The Left Hand, the one which cut itself off at the wrist--ah, that one was another story entirely, one writ in curiosity and something unbecomingly like glee. It was Lucifer who taught the Beast to speak, all accidentally--but he is Lucifer, he is bright and shining and spits words with the conviction of a fire spitting sparks, he is fire but he is also flint, he is to the dispossessed wanderer what Mary is to the faithful, he is sweet acceptance of everything that goes wrong, he is the voice that welcomes the disbeliever and the disabused alike into the fold. And he was intrigued by Behemoth the way a cat who has leapt to the back of a chair is intrigued by a dog who stubbornly drags himself up to the seat of the same, he was a free-faller intrigued by the deliberate rappelling of the other. He sought Behemoth out, you see, and simply spoke until the creature spoke back, for stubbornness is the purview of angels (even angels who have turned their backs--perhaps for them most of all).

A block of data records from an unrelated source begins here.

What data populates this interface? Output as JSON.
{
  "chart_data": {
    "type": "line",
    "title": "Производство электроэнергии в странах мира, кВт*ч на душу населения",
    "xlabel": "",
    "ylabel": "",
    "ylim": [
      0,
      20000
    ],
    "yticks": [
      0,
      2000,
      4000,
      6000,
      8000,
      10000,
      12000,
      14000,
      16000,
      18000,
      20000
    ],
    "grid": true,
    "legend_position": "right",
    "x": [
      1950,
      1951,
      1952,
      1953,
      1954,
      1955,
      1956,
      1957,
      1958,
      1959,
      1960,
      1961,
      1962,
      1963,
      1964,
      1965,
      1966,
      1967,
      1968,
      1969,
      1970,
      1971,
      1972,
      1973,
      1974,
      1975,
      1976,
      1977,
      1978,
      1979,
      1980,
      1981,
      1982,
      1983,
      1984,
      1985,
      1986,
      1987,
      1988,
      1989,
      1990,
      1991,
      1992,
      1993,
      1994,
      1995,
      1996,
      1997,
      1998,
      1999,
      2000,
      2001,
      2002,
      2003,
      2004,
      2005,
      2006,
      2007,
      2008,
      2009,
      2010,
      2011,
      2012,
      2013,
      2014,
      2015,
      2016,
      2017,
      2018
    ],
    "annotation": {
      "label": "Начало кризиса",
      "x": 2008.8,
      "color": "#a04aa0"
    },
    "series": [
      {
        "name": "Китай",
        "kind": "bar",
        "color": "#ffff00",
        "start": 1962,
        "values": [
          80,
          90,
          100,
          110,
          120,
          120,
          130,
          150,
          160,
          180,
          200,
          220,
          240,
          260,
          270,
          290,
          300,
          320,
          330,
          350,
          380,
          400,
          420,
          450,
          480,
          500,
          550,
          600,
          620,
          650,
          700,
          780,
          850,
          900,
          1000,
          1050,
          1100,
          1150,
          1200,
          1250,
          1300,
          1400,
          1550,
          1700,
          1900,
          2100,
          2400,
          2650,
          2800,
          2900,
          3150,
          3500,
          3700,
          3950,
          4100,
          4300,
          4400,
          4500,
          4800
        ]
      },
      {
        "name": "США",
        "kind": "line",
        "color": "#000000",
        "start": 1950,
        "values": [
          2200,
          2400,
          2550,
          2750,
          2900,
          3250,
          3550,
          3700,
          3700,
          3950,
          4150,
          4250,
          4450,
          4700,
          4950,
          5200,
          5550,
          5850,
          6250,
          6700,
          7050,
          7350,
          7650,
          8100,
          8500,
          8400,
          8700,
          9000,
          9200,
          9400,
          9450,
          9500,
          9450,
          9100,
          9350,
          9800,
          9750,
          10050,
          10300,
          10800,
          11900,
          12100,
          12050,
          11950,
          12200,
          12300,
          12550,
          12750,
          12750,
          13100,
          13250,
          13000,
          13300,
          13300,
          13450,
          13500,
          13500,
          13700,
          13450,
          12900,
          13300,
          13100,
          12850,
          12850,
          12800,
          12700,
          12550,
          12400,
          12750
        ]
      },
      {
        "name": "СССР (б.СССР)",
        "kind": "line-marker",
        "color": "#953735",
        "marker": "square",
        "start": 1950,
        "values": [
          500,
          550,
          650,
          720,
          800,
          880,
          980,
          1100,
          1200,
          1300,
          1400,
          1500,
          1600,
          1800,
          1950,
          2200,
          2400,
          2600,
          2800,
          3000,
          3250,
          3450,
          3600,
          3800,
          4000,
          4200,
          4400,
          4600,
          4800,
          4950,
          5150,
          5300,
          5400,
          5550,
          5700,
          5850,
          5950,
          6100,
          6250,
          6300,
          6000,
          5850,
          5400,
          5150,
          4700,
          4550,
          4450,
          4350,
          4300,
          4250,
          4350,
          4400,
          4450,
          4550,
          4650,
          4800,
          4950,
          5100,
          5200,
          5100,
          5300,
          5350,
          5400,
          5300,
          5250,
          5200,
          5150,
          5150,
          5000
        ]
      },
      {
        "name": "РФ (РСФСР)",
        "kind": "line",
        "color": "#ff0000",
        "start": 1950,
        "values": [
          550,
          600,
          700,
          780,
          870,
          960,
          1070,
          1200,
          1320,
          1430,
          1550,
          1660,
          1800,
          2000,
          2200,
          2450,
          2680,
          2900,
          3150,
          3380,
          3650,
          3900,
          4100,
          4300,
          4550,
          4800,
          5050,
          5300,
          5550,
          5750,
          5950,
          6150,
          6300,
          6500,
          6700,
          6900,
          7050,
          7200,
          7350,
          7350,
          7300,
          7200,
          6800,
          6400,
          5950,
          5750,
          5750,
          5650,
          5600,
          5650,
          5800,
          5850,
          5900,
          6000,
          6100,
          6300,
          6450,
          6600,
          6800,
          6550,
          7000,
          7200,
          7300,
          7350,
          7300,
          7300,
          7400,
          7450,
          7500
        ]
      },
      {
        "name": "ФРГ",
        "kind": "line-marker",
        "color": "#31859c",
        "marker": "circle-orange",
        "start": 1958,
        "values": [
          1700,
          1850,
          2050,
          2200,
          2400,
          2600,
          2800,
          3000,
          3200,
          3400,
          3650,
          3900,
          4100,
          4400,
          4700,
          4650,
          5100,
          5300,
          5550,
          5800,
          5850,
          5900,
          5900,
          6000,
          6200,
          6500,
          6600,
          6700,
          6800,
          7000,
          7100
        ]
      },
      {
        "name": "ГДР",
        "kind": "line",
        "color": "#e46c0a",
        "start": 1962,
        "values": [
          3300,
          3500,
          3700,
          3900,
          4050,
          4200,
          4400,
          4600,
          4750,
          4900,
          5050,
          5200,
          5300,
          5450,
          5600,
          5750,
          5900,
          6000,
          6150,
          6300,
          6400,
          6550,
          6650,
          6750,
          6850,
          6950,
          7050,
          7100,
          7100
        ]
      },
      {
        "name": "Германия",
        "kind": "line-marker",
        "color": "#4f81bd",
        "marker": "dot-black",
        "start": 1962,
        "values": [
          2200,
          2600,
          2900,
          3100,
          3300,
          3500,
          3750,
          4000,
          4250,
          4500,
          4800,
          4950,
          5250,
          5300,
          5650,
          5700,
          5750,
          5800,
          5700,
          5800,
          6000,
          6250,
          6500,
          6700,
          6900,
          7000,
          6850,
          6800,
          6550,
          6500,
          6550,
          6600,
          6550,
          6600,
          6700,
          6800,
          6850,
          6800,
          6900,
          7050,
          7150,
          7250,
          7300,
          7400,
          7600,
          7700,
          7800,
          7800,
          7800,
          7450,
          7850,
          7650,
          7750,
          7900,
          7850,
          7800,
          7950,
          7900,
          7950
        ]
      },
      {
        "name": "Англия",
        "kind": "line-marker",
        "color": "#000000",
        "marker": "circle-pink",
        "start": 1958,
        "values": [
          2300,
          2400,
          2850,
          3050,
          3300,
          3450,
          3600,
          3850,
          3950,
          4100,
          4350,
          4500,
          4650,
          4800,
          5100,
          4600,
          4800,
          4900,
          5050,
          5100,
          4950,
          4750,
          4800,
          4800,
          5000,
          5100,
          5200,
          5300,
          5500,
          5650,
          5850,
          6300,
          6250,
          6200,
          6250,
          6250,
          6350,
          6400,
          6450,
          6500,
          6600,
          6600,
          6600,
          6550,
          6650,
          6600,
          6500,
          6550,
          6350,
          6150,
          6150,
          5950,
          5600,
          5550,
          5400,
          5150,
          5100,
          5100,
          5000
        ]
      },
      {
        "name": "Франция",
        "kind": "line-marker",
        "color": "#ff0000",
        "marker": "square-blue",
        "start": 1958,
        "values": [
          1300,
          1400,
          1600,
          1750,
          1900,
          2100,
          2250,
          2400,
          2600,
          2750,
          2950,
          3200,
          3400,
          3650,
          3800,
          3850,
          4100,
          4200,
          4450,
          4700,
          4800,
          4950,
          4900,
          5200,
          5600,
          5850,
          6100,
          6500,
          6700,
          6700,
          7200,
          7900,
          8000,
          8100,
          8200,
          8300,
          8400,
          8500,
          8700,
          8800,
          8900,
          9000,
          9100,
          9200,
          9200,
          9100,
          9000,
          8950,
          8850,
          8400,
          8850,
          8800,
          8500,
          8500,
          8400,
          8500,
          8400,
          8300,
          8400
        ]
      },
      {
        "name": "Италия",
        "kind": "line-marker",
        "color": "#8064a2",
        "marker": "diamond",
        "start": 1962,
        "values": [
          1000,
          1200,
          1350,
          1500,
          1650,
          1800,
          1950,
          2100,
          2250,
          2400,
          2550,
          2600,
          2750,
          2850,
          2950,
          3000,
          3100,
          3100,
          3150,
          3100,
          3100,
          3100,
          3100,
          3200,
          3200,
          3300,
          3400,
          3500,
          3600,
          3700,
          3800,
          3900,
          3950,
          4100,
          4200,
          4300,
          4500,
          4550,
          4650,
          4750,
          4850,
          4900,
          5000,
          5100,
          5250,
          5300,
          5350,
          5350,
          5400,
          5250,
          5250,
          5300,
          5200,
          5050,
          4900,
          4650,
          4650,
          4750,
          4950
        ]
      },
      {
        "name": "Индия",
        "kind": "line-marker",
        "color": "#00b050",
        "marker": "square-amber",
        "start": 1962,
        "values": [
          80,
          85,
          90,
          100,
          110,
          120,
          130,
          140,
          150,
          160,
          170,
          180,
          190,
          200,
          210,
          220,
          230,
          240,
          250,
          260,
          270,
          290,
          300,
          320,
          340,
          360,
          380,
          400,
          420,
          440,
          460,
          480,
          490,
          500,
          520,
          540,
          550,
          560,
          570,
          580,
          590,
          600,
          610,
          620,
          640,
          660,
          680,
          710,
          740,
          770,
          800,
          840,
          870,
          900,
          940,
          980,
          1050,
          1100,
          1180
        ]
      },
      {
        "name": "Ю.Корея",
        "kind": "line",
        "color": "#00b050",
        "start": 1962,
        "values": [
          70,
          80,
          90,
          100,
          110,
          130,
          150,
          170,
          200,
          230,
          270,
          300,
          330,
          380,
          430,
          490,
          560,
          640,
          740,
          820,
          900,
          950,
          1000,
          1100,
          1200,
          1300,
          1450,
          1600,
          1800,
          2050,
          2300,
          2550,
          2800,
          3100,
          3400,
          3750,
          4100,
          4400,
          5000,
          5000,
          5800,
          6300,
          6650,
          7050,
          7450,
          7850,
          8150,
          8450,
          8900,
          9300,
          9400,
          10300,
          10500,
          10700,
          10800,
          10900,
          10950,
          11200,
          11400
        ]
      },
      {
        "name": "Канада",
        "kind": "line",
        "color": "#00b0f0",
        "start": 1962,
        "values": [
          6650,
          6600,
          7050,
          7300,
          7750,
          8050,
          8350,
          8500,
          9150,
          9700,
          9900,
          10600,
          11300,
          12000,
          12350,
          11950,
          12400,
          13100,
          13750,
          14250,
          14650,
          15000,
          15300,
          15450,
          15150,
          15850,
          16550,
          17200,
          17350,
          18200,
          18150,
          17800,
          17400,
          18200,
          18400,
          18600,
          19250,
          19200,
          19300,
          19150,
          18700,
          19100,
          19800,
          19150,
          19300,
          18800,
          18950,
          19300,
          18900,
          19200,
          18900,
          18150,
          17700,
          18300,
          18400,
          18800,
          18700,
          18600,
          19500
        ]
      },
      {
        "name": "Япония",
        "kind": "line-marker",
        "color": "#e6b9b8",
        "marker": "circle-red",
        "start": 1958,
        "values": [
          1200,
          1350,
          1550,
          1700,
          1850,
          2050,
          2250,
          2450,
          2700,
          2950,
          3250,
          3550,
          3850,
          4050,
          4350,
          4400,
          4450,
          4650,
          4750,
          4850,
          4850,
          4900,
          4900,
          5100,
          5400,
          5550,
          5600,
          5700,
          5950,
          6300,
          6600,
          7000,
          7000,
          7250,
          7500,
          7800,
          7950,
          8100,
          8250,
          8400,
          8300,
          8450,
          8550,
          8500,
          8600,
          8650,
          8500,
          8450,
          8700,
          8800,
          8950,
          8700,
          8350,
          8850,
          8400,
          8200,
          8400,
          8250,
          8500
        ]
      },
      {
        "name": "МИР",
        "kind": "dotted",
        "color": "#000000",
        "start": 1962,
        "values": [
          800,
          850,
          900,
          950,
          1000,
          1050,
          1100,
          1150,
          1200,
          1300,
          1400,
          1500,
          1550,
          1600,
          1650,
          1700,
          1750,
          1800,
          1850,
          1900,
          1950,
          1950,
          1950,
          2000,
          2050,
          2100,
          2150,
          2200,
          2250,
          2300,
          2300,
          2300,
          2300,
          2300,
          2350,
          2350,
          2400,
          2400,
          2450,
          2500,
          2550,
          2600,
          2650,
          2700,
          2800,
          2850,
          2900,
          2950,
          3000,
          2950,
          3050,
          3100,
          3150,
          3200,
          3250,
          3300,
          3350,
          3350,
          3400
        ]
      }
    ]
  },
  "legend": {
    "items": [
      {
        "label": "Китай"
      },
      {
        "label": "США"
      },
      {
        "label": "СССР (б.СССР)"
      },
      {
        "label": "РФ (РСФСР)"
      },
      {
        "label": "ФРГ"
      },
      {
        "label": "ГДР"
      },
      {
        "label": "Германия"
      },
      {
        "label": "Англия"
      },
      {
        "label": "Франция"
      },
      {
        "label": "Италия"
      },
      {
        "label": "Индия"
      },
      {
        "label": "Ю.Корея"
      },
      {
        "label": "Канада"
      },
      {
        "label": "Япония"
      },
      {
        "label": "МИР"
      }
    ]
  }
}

And so Behemoth learned words, and Lucifer learned little but discovered much, and they passed a night which lasted for more than a night, leaving a line of doubled footsteps behind them in the sand of a desert never intended for either of their feet. And then they took their leave of each other, great in their own ways and neither lessened by the encounter--one walking towards he knew not what (but something, but somewhere), the other simply alongside him one moment and then, when Behemoth's attention wandered, gone.
And when there was only one set of footprints, Behemoth would muse wryly aloud one day over drinks, a day too far off to even be thought of at that time, that was when I bored you. That was a good night, a damn good night--Bloody Marys all around, for every demon and fallen angel, everyone mellowed out the way communion wine could never make a man or a monster and Lucifer's laugh all startled delight so bright it lit his whole face up like he was stained glass (lit him up like he was an effigy to defiant joy, lit him up like he was burning from within and forgetting not to remind them of how G-d blessed bright he still was in all his damned glory) because almost everyone forgot sometimes, forgot that Behemoth wasn't dumb, that he had been bright enough to question without knowledge, to leave his desert hollow as a clock outside time under his own (will)power. Almost everyone, everyone except Zepar--but that's another story again, a slew of stories, a whole book of stories for another time.